Damas, ( SANA) Avec l’atténuation du froid et la fin du silence hivernal de la terre, les premiers signes du printemps commencent à apparaître, annonçant la fin d’une période considérée comme l’une des étapes les plus marquantes du calendrier populaire arabe : la « cinquantaine d’hiver ».
Durant cette période de transition, le changement ne touche pas seulement le climat : on y retrouve également le savoir des ancêtres, qui avaient mis en place un système précis pour observer les transformations de la nature.
Ils reliaient la fin du froid au retour de la vie, faisant de la cinquantaine un indicateur essentiel de la saison agricole et une porte d’entrée vers la douceur printanière.
Les quatre « Saad »… étapes du froid et passage vers la chaleur
La “cinquantaine d’hiver” se divise en quatre phases appelées les « Saad », chacune dure environ douze jours et demi. Elle commence par Saad al-Dhabaḥ, marqué par un froid intense. Vient ensuite Saad Balaa, où la terre commence à absorber les eaux de pluie. Puis arrive Saad al-Soaud, porteur des premiers signes de la chaleur et annonciateur du printemps. Enfin, Saad al-Khabâyâ qui marque la fin de l’hiver, lorsque les créatures sortent de leurs abris et que le temps devient progressivement plus modéré.
Dans ce contexte, la chercheuse spécialisée dans le patrimoine, Bouthayna Khalil, a déclaré à SANA : « La cinquantaine d’hiver, dans la tradition populaire, se distingue par sa division en quatre Saad, fondée sur une observation minutieuse des changements climatiques.

Chaque phase était associée à des caractéristiques météorologiques précises permettant de comprendre la nature de la saison et de s’adapter à ses variations. »
Elle a ajouté que les Arabes du désert se fondaient sur ces observations pour estimer l’abondance des pluies et des récoltes, bien avant l’apparition de la météorologie moderne, ce qui reflète un savoir accumulé basé sur l’expérience et la connaissance de l’environnement.
Des proverbes à l’observation naturelle… comment les ancêtres comprenaient le climat
La cinquantaine d’hiver constitue une part importante de la culture arabe et s’accompagne de nombreux proverbes résumant l’expérience agricole, tels que : « Entre Balaa et Soaud, le printemps sort du bois », ou encore : « À Saad al-Khabâyâ, sortent les serpents et se promènent les jeunes filles ».
La compréhension de la cinquantaine est également liée à la (Morabaaniyat) qui la précède. Les Bédouins en déterminaient le début grâce à des signes naturels tels que la longueur de l’ombre à midi, la baisse des températures, la condensation de la respiration, ainsi que des observations fines du comportement des plantes et des insectes.

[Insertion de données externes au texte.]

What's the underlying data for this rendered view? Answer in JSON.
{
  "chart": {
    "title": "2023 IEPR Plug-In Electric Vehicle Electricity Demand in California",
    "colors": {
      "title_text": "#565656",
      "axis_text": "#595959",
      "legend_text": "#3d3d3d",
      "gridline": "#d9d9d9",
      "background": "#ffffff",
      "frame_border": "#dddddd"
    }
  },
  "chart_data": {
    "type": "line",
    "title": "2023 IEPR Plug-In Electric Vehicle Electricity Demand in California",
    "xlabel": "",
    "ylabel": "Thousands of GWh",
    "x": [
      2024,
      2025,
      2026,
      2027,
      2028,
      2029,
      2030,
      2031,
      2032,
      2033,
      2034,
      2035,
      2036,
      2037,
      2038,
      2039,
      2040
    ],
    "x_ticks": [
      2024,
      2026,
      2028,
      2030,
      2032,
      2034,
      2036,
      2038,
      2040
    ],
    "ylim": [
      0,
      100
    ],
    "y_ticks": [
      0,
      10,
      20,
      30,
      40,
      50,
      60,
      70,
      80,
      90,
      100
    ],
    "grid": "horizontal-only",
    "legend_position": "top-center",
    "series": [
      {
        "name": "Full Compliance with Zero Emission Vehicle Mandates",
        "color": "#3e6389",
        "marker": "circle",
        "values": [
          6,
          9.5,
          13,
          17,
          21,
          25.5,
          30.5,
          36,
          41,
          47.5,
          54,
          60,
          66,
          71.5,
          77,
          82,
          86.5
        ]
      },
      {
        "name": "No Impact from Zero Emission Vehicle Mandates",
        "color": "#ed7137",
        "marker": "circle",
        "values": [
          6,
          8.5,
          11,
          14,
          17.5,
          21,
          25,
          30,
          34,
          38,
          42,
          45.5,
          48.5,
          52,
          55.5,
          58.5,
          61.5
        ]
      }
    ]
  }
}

Khalil indique que les Bédouins ont divisé la période de la «Morabaaniyat» (La période des quarante jours de l’hiver ) en trois stations lunaires successives. Elle commence par al-Iklīl, les treize premiers jours, marqués par un froid intense et la chute des feuilles des arbres. Vient ensuite al-Qalb, correspondant au milieu de la période, considéré comme le point culminant du froid et le moment où les nuits atteignent leur plus grande longueur. Quant à al-Shawla, qui désigne les derniers jours, elle est connue sous le nom de « frémissement de la chaleur », annonçant le recul du froid et l’approche de la fin de l’hiver.

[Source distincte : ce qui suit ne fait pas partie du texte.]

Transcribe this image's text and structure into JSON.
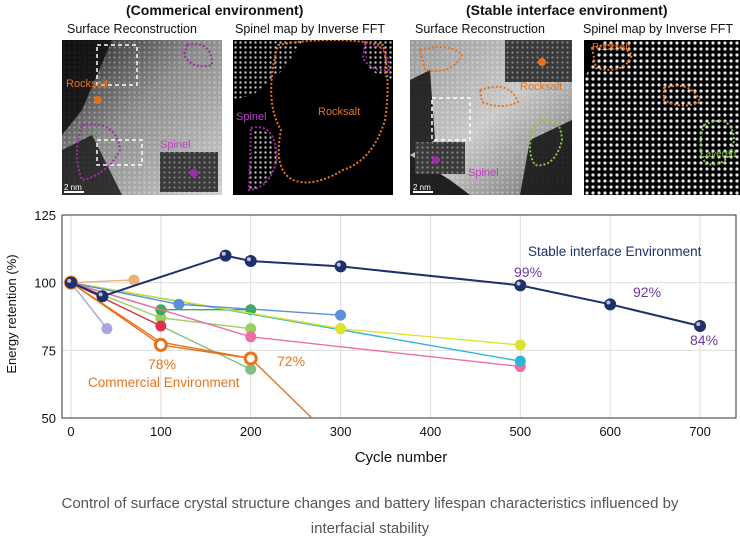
{
  "panels": {
    "commercial_header": "(Commerical environment)",
    "stable_header": "(Stable interface environment)",
    "titles": {
      "surface": "Surface Reconstruction",
      "spinel_map": "Spinel map by Inverse FFT"
    },
    "labels": {
      "scale": "2 nm",
      "rocksalt": "Rocksalt",
      "spinel": "Spinel",
      "layered": "Layered"
    }
  },
  "colors": {
    "stable": "#1e2f6b",
    "commercial": "#e8731b",
    "spinel": "#a02aa8",
    "layered": "#8bc53f",
    "stable_text": "#6a3aa0"
  },
  "chart_data": {
    "type": "line",
    "xlabel": "Cycle number",
    "ylabel": "Energy retention (%)",
    "xlim": [
      -10,
      740
    ],
    "ylim": [
      50,
      125
    ],
    "xticks": [
      0,
      100,
      200,
      300,
      400,
      500,
      600,
      700
    ],
    "yticks": [
      50,
      75,
      100,
      125
    ],
    "series": [
      {
        "name": "Stable interface Environment",
        "color": "#1e2f6b",
        "style": "dark",
        "x": [
          0,
          35,
          172,
          200,
          300,
          500,
          600,
          700
        ],
        "y": [
          100,
          95,
          110,
          108,
          106,
          99,
          92,
          84
        ]
      },
      {
        "name": "Commercial Environment",
        "color": "#e8731b",
        "style": "orange",
        "x": [
          0,
          100,
          200
        ],
        "y": [
          100,
          77,
          72
        ]
      },
      {
        "name": "Commercial Environment (failing)",
        "color": "#e8731b",
        "style": "orange-line",
        "x": [
          0,
          100,
          200,
          268
        ],
        "y": [
          100,
          78,
          72,
          50
        ]
      },
      {
        "name": "light orange",
        "color": "#f0b07a",
        "x": [
          0,
          70
        ],
        "y": [
          100,
          101
        ]
      },
      {
        "name": "lavender",
        "color": "#a7a7dd",
        "x": [
          0,
          40
        ],
        "y": [
          100,
          83
        ]
      },
      {
        "name": "blue",
        "color": "#5b8fd6",
        "x": [
          0,
          120,
          300
        ],
        "y": [
          100,
          92,
          88
        ]
      },
      {
        "name": "yellow",
        "color": "#dde330",
        "x": [
          0,
          300,
          500
        ],
        "y": [
          100,
          83,
          77
        ]
      },
      {
        "name": "cyan",
        "color": "#2fb5d6",
        "x": [
          0,
          500
        ],
        "y": [
          100,
          71
        ]
      },
      {
        "name": "pink",
        "color": "#ef6ea8",
        "x": [
          0,
          200,
          500
        ],
        "y": [
          100,
          80,
          69
        ]
      },
      {
        "name": "red",
        "color": "#dd3350",
        "x": [
          0,
          100
        ],
        "y": [
          100,
          84
        ]
      },
      {
        "name": "green",
        "color": "#3dab55",
        "x": [
          0,
          100,
          200
        ],
        "y": [
          100,
          90,
          90
        ]
      },
      {
        "name": "light green",
        "color": "#9bd05d",
        "x": [
          0,
          100,
          200
        ],
        "y": [
          100,
          87,
          83
        ]
      },
      {
        "name": "teal green",
        "color": "#7fbf7f",
        "x": [
          0,
          200
        ],
        "y": [
          100,
          68
        ]
      },
      {
        "name": "tan",
        "color": "#d6a84a",
        "x": [
          0,
          300
        ],
        "y": [
          100,
          83
        ]
      }
    ],
    "annotations": {
      "stable_label": "Stable interface Environment",
      "commercial_label": "Commercial Environment",
      "p99": "99%",
      "p92": "92%",
      "p84": "84%",
      "p78": "78%",
      "p72": "72%"
    }
  },
  "caption_line1": "Control of surface crystal structure changes and battery lifespan characteristics influenced by",
  "caption_line2": "interfacial stability"
}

Le calendrier populaire arabe… racines astronomiques et héritage culturel vivant
Ce calendrier ne se limite pas à la mémoire populaire : il plonge ses racines dans les ouvrages du patrimoine arabe. Ibn Qutayba al-Dinawari, dans son livre Al-Anwâa, explique que les Arabes observaient les stations des étoiles et leurs mouvements pour déterminer les saisons et les variations climatiques, reliant l’apparition de certaines étoiles aux pluies ou au renforcement du froid.
Cela témoigne d’une compréhension précoce du lien entre phénomènes astronomiques et climat, basée sur des divisions ultérieures comme la cinquantaine et les Saad, perçues comme une lecture temporelle des cycles de la nature.
Bien que ce calendrier fasse partie du patrimoine populaire et ne soit pas utilisé comme référence scientifique par la météorologie moderne, il reflète une compréhension fondée sur l’observation et l’expérience des cycles naturels.
La science moderne a permis d’expliquer nombre de ces phénomènes, tout en préservant la valeur culturelle de cet héritage, considéré comme un témoignage vivant de la relation entre l’Homme arabe et son environnement.